We observed what appear to be political differences between at least two camps. There are those researchers who insist that ICT’s electricity consumption is remaining flat, while also urging that governments invest in research and infrastructure to deal with the rise when it happens.
We found a great degree of disagreement among ICT engineers about both figures and methods of their calculation. The dissensus largely centers around varying definitions of the system boundary of the Internet and of streaming; that is, whether devices, data centres, production, disposal and mining of metals should be included. The classic definition of the internet is confined to networks: long-haul, local, and consumer. However, in the case of streaming video and other data- and calculation-intensive applications, it is essential to include data centers and servers, including storage. We also side with engineers who argue that devices—smart televisions, TV-top devices, desktop and laptop computers, tablets, and phones—must be included in the system boundary of streaming video, and so must include the electricity required to produce devices and other ICT infrastructure.

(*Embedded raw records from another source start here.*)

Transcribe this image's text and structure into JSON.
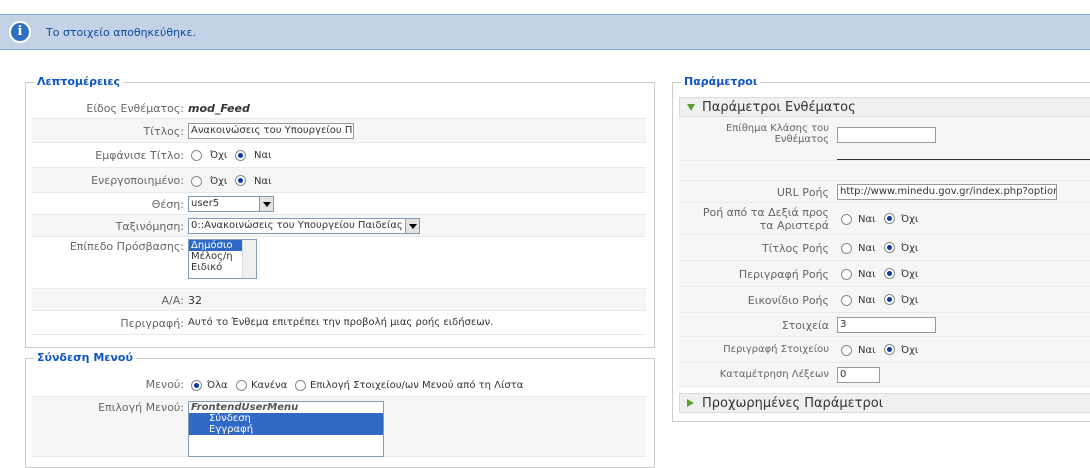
{
  "message": {
    "text": "Το στοιχείο αποθηκεύθηκε."
  },
  "details": {
    "legend": "Λεπτομέρειες",
    "type_label": "Είδος Ενθέματος:",
    "type_value": "mod_Feed",
    "title_label": "Τίτλος:",
    "title_value": "Ανακοινώσεις του Υπουργείου Πα",
    "show_title_label": "Εμφάνισε Τίτλο:",
    "enabled_label": "Ενεργοποιημένο:",
    "no_label": "Όχι",
    "yes_label": "Ναι",
    "position_label": "Θέση:",
    "position_value": "user5",
    "order_label": "Ταξινόμηση:",
    "order_value": "0::Ανακοινώσεις του Υπουργείου Παιδείας",
    "access_label": "Επίπεδο Πρόσβασης:",
    "access_options": [
      "Δημόσιο",
      "Μέλος/η",
      "Ειδικό"
    ],
    "id_label": "Α/Α:",
    "id_value": "32",
    "desc_label": "Περιγραφή:",
    "desc_value": "Αυτό το Ένθεμα επιτρέπει την προβολή μιας ροής ειδήσεων."
  },
  "menu_link": {
    "legend": "Σύνδεση Μενού",
    "menus_label": "Μενού:",
    "opt_all": "Όλα",
    "opt_none": "Κανένα",
    "opt_select": "Επιλογή Στοιχείου/ων Μενού από τη Λίστα",
    "select_label": "Επιλογή Μενού:",
    "list_items": [
      "FrontendUserMenu",
      "Σύνδεση",
      "Εγγραφή"
    ]
  },
  "params": {
    "legend": "Παράμετροι",
    "module_params_title": "Παράμετροι Ενθέματος",
    "class_suffix_label": "Επίθημα Κλάσης του Ενθέματος",
    "class_suffix_value": "",
    "url_label": "URL Ροής",
    "url_value": "http://www.minedu.gov.gr/index.php?option=c",
    "rtl_label": "Ροή από τα Δεξιά προς τα Αριστερά",
    "feed_title_label": "Τίτλος Ροής",
    "feed_desc_label": "Περιγραφή Ροής",
    "feed_image_label": "Εικονίδιο Ροής",
    "items_label": "Στοιχεία",
    "items_value": "3",
    "item_desc_label": "Περιγραφή Στοιχείου",
    "word_count_label": "Καταμέτρηση Λέξεων",
    "word_count_value": "0",
    "yes_label": "Ναι",
    "no_label": "Όχι",
    "advanced_title": "Προχωρημένες Παράμετροι"
  },
  "colors": {
    "accent": "#0b55c4",
    "message_bg": "#c3d2e5",
    "selected": "#3169c6"
  }
}
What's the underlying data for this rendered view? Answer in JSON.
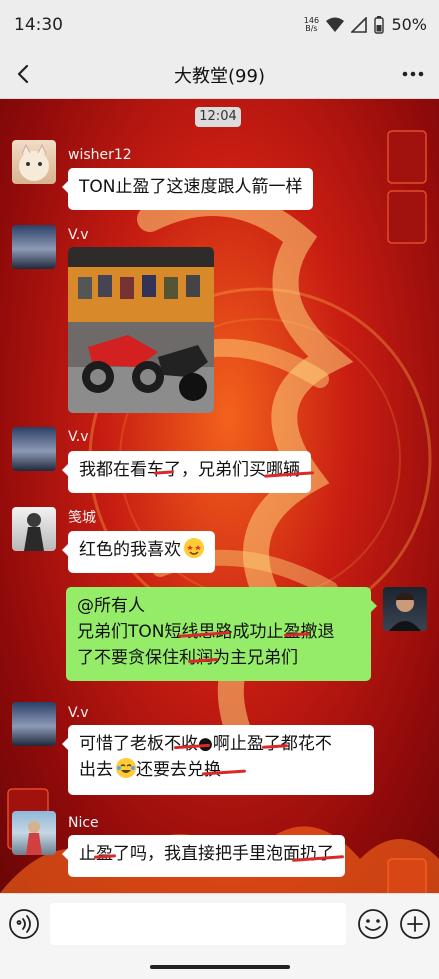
{
  "status": {
    "time": "14:30",
    "net_speed_top": "146",
    "net_speed_bottom": "B/s",
    "battery": "50%"
  },
  "header": {
    "title": "大教堂(99)"
  },
  "chat": {
    "time_chip": "12:04",
    "messages": [
      {
        "sender": "wisher12",
        "text": "TON止盈了这速度跟人箭一样"
      },
      {
        "sender": "V.v",
        "image": "motorcycle-showroom-photo"
      },
      {
        "sender": "V.v",
        "text": "我都在看车了，兄弟们买哪辆"
      },
      {
        "sender": "笺城",
        "text": "红色的我喜欢",
        "emoji": "star-struck-face"
      },
      {
        "mine": true,
        "lines": [
          "@所有人",
          "兄弟们TON短线思路成功止盈撤退",
          "了不要贪保住利润为主兄弟们"
        ]
      },
      {
        "sender": "V.v",
        "line1": "可惜了老板不收●啊止盈了都花不",
        "line2_a": "出去",
        "line2_b": "还要去兑换",
        "emoji": "crying-laughing-face"
      },
      {
        "sender": "Nice",
        "text": "止盈了吗，我直接把手里泡面扔了"
      }
    ]
  },
  "input": {
    "placeholder": ""
  },
  "colors": {
    "bubble_mine": "#95ec69",
    "bubble_other": "#ffffff",
    "chat_bg_red": "#c81d12"
  }
}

Another key finding is that streaming video epitomizes the rebound effect (also known as the Jevons paradox), whereby increased energy efficiency leads to greater consumption of a resource. The engineering literature vigorously debates the rebound effect. Some argue that increases in ICT energy efficiency more than compensate for the acceleration of consumption, while others point to numerous case studies that show that when the production and use of data centers, networks, and devices become more electricity-efficient, demand by companies increases. They pass their savings on to consumers, for example in the form of cheap data plans and cheap devices, but in order to encourage them to consume more. So yes, streaming one video does consume less electricity than driving to the video store. However, the availability of online video has created new consumption patterns, driven by addictive design, which cancel out any energy savings. Streaming video exists within a market-driven feedback loop of infrastructural expansion and consumer demand.

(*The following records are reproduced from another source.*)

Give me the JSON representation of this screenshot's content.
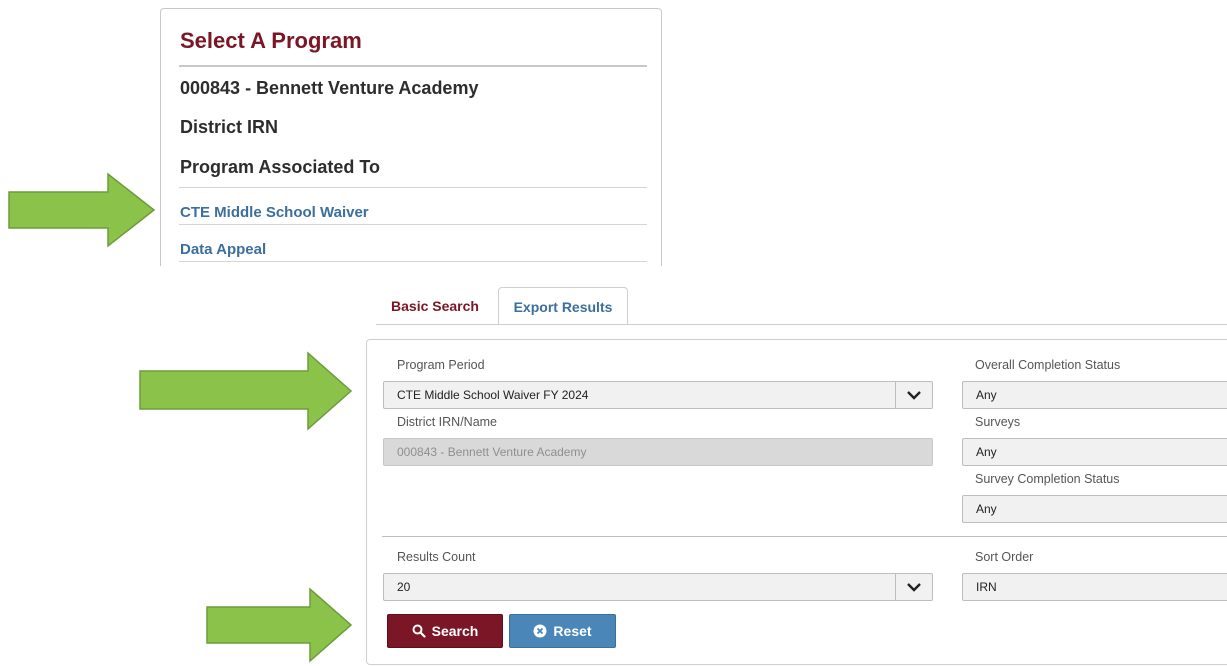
{
  "program_panel": {
    "title": "Select A Program",
    "organization": "000843 - Bennett Venture Academy",
    "district_irn_label": "District IRN",
    "program_associated_label": "Program Associated To",
    "programs": [
      "CTE Middle School Waiver",
      "Data Appeal"
    ]
  },
  "tabs": [
    {
      "label": "Basic Search"
    },
    {
      "label": "Export Results"
    }
  ],
  "search_form": {
    "program_period": {
      "label": "Program Period",
      "value": "CTE Middle School Waiver FY 2024"
    },
    "district_irn": {
      "label": "District IRN/Name",
      "value": "000843 - Bennett Venture Academy"
    },
    "overall_completion": {
      "label": "Overall Completion Status",
      "value": "Any"
    },
    "surveys": {
      "label": "Surveys",
      "value": "Any"
    },
    "survey_completion": {
      "label": "Survey Completion Status",
      "value": "Any"
    },
    "results_count": {
      "label": "Results Count",
      "value": "20"
    },
    "sort_order": {
      "label": "Sort Order",
      "value": "IRN"
    },
    "search_button": "Search",
    "reset_button": "Reset"
  },
  "colors": {
    "brand_maroon": "#7a1626",
    "link_blue": "#3b6f9e",
    "reset_blue": "#4a86b8",
    "arrow_green": "#8bc34a"
  }
}
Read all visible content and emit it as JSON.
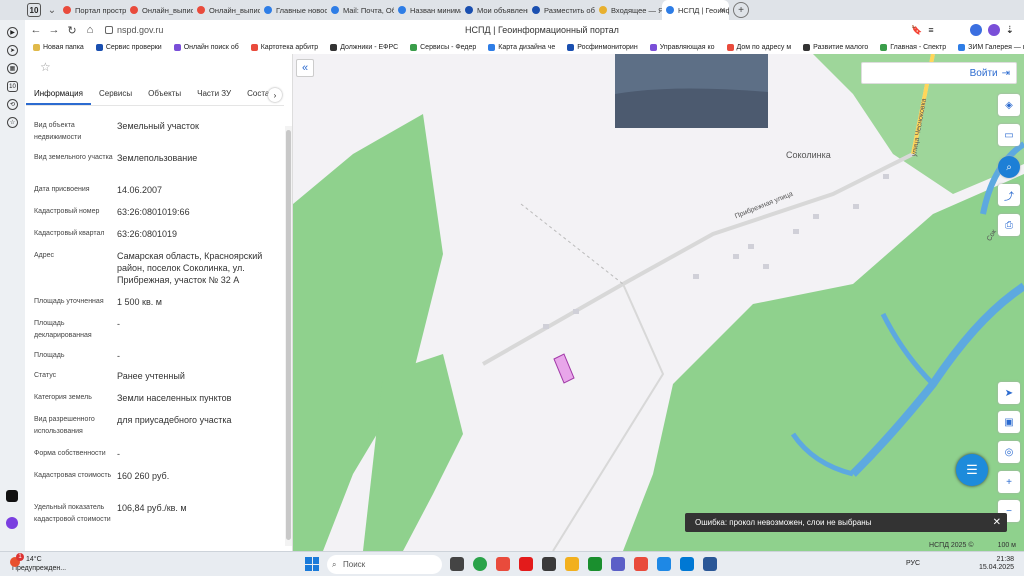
{
  "browser": {
    "tab_count": "10",
    "tabs": [
      {
        "label": "Портал простра",
        "color": "#e94b3c"
      },
      {
        "label": "Онлайн_выписк",
        "color": "#e94b3c"
      },
      {
        "label": "Онлайн_выписк",
        "color": "#e94b3c"
      },
      {
        "label": "Главные новост",
        "color": "#2e7de6"
      },
      {
        "label": "Mail: Почта, Обл",
        "color": "#2e7de6"
      },
      {
        "label": "Назван миниман",
        "color": "#2e7de6"
      },
      {
        "label": "Мои объявления",
        "color": "#1a4fb0"
      },
      {
        "label": "Разместить объ",
        "color": "#1a4fb0"
      },
      {
        "label": "Входящее — Янд",
        "color": "#e8b02e"
      },
      {
        "label": "НСПД | Геоинф",
        "color": "#2e7de6",
        "active": true
      }
    ],
    "url": "nspd.gov.ru",
    "page_title": "НСПД | Геоинформационный портал",
    "bookmarks": [
      "Новая папка",
      "Сервис проверки",
      "Онлайн поиск об",
      "Картотека арбитр",
      "Должники - ЕФРС",
      "Сервисы - Федер",
      "Карта дизайна че",
      "Росфинмониторин",
      "Управляющая ко",
      "Дом по адресу м",
      "Развитие малого",
      "Главная - Спектр",
      "ЗИМ Галерея — в"
    ]
  },
  "panel": {
    "tabs": [
      "Информация",
      "Сервисы",
      "Объекты",
      "Части ЗУ",
      "Соста"
    ],
    "fields": [
      {
        "label": "Вид объекта недвижимости",
        "value": "Земельный участок"
      },
      {
        "label": "Вид земельного участка",
        "value": "Землепользование"
      },
      {
        "label": "Дата присвоения",
        "value": "14.06.2007"
      },
      {
        "label": "Кадастровый номер",
        "value": "63:26:0801019:66"
      },
      {
        "label": "Кадастровый квартал",
        "value": "63:26:0801019"
      },
      {
        "label": "Адрес",
        "value": "Самарская область, Красноярский район, поселок Соколинка, ул. Прибрежная, участок № 32 А"
      },
      {
        "label": "Площадь уточненная",
        "value": "1 500 кв. м"
      },
      {
        "label": "Площадь декларированная",
        "value": "-"
      },
      {
        "label": "Площадь",
        "value": "-"
      },
      {
        "label": "Статус",
        "value": "Ранее учтенный"
      },
      {
        "label": "Категория земель",
        "value": "Земли населенных пунктов"
      },
      {
        "label": "Вид разрешенного использования",
        "value": "для приусадебного участка"
      },
      {
        "label": "Форма собственности",
        "value": "-"
      },
      {
        "label": "Кадастровая стоимость",
        "value": "160 260 руб."
      },
      {
        "label": "Удельный показатель кадастровой стоимости",
        "value": "106,84 руб./кв. м"
      }
    ]
  },
  "map": {
    "login_label": "Войти",
    "place_name": "Соколинка",
    "street_name": "Прибрежная улица",
    "road_name": "улица Чесноковка",
    "river_label": "Сок",
    "error_text": "Ошибка: прокол невозможен, слои не выбраны",
    "copyright": "НСПД 2025 ©",
    "scale_label": "100 м"
  },
  "taskbar": {
    "temperature": "14°C",
    "weather_text": "Предупрежден...",
    "search_placeholder": "Поиск",
    "language": "РУС",
    "time": "21:38",
    "date": "15.04.2025",
    "badge": "1"
  }
}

We found that videoconferencing also poses the danger of rebound effects. Currently videoconferencing uses less electricity per minute than streaming video, but only because the companies like Zoom impose low resolution (Obringer et al. 2021) and a slow frame rate. However, as people replace phone calls with video calls and companies like Cisco and Peloton market “immersive” teleconferencing with large, high-resolution screens, new habits consume a lot more energy.

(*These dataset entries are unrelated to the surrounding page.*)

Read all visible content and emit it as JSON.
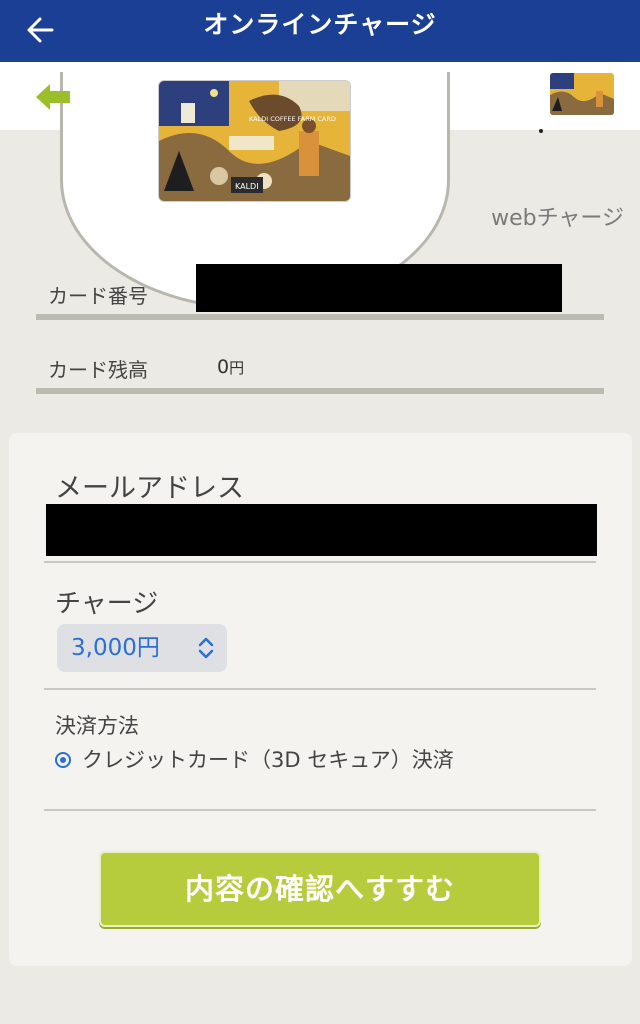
{
  "header": {
    "title": "オンラインチャージ"
  },
  "card_area": {
    "web_charge_label": "webチャージ"
  },
  "info": {
    "card_number_label": "カード番号",
    "balance_label": "カード残高",
    "balance_value": "0",
    "balance_unit": "円"
  },
  "form": {
    "email_label": "メールアドレス",
    "charge_label": "チャージ",
    "charge_selected": "3,000円",
    "payment_label": "決済方法",
    "payment_option": "クレジットカード（3D セキュア）決済",
    "submit_label": "内容の確認へすすむ"
  },
  "colors": {
    "header_bg": "#1b3f95",
    "accent_green": "#b7cc3c",
    "link_blue": "#2a6fd6"
  }
}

We found that redundancy, or the doubling of power supplies for data centres and networks in anticipation of spikes in demand, is one of the foundations of ICT’s disproportionate carbon footprint. Overpreparedness for worst-case scenarios—where the worst case is not, for example, the failure of the data center in a nuclear power plant, but, for example, the failure to deliver high-resolution streaming movies without lag time—is one of the foundations of ICT’s disproportionate carbon footprint. Data center and network security is predicated on redundancy, the doubling of power supplies (traditionally by diesel generators and battery packs), networks, and other equipment that runs in standby mode to prevent momentary blackouts or system failures (Schomaker, Janacek, and Schlitt, 2015). These dramatically amplify electricity consumption. Horner and Azevedo (2016) point out that, because of the priorities of uptime, reliability, and fulfillment of service agreements, data centers are generally built with extreme redundancy. As Tung-hui Hu suggests, infrastructure “converts an imagined crisis in the future into present capacity."